Since nudity is often associated with secrecy and it is always shown behind closed doors or perhaps occasionally, Malawi’s art industry was recently taken by storm with an exhibition by artists whose centrepiece was nudity.

Matumbi, a lawyer by profession, explains his interest in nude art as a way of going back to the basics of human existence and because, for him, art is an emancipation that is symbolised by the removal of all the things that make human beings who they are not.

“Nude art is a form of art just like wildlife and landscape. I find that human beings have become more the clothes they wear and less the soul they have. We can live in bliss without clothes we wear and which cause wars in terms of race, sex and tribe, among other things.

“These divisions are the major causes of wars on the planet. So, my interest in nude art is an aspiration that one day we shall all strip off the clothes which have brought us so much misery and chaos and that we shall be in eternal liberty,” said Matumbi.

The Zomba-born artist realised he could do some art when he was in primary school, about Standard Six. The art he was doing was simple wildlife with crayons his mother used to buy for him.

“At that time, my elder brother Emillio was doing art and would bring art books home. I remember one time he brought a book about Vincent Van Gogh. I got fascinated by the difficult ease with which the paintings of the artist seemed to have been painted. One day, I painted a nude and hid it. My father somehow stumbled upon it and he said ‘this is good art’,” he said.

Matumbi said from there, he started experimenting with different media like water, pastels and oil and the art got serious when he was in college as he started doing cubist and other types of abstract art.

“I think I now lean towards abstract expressionism,” he said.

Matumbi describes himself as an artist who paints through his feelings rather than thoughts as he feels a thought can be very organised and follow the established course of things and, in the end, keep people in a box or force them to live a lie.
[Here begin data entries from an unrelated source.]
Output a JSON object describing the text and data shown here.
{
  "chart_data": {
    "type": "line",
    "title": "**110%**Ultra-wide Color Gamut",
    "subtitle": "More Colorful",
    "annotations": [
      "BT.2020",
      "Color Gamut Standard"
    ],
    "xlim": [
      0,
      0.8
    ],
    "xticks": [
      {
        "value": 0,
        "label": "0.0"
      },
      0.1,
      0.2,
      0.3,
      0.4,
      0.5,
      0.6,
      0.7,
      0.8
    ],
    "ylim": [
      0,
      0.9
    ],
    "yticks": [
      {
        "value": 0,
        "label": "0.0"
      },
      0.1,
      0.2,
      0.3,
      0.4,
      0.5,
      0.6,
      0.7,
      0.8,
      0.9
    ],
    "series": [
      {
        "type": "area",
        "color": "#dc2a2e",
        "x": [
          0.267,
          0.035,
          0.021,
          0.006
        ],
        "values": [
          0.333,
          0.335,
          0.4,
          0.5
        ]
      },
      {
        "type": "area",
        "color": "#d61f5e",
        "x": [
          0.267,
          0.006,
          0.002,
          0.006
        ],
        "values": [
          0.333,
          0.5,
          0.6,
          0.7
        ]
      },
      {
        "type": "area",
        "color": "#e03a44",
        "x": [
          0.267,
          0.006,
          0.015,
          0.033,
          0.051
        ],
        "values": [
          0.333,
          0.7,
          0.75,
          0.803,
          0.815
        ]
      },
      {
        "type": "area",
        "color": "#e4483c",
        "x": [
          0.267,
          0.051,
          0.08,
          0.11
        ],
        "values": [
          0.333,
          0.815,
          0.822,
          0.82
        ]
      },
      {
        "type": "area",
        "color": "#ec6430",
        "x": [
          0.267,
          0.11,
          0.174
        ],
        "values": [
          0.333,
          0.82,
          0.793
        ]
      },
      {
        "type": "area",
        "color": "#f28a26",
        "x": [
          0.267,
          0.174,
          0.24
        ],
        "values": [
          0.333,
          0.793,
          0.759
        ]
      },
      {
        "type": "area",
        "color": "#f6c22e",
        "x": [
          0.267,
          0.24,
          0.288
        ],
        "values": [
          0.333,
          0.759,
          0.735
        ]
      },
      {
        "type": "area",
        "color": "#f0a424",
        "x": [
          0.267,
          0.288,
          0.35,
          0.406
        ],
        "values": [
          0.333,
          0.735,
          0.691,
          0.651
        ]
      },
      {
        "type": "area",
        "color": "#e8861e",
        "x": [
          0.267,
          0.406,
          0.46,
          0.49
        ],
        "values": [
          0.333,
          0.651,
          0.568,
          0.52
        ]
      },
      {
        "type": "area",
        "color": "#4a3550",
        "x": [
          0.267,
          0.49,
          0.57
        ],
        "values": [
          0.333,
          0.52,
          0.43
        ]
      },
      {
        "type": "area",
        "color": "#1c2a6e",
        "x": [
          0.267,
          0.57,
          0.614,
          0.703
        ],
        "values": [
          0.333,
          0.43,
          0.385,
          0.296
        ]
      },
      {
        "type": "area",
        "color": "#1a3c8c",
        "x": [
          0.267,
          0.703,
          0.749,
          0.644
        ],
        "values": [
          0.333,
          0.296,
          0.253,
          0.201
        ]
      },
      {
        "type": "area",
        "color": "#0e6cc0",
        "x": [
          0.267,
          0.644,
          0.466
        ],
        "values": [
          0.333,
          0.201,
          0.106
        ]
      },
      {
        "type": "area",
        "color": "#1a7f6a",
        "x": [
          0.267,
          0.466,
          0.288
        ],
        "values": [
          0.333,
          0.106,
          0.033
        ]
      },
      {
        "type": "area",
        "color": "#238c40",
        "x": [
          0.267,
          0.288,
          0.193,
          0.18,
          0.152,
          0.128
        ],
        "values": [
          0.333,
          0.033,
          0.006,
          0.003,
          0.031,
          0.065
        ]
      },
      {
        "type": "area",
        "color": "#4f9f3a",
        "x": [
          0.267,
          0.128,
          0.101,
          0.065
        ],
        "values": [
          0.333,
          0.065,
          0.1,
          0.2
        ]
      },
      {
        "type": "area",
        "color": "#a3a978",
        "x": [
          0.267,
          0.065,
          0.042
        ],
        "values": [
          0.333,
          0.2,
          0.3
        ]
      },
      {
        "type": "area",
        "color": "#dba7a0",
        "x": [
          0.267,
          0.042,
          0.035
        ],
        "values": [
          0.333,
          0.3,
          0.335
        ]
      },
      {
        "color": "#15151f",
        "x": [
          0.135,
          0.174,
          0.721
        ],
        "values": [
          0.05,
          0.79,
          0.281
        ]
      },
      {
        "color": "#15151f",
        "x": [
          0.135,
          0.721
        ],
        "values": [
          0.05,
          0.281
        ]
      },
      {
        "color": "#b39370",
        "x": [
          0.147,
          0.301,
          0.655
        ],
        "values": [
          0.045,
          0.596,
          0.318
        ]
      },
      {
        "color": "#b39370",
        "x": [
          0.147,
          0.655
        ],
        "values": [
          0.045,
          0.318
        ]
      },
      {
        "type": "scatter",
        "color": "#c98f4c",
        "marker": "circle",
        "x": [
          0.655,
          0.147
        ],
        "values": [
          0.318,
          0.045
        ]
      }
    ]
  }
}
“On the other hand, feelings can be and usually are, all over the place, and often jumping from high to low, hot to cold, sad to happy. In this way, our feelings set us free. Feelings never lie. Feelings are the truth. They let us be free to be one and free to be whole.

“In any case, we, as human beings, are always in a state of emotions. Emotions connect us to each other while our thoughts divide us and keep us separate from each other. When I paint, I let go of my thoughts and let the emotion drip though the brush on to the canvass/paper. And I suppose this is why my art is mostly abstract,” he said.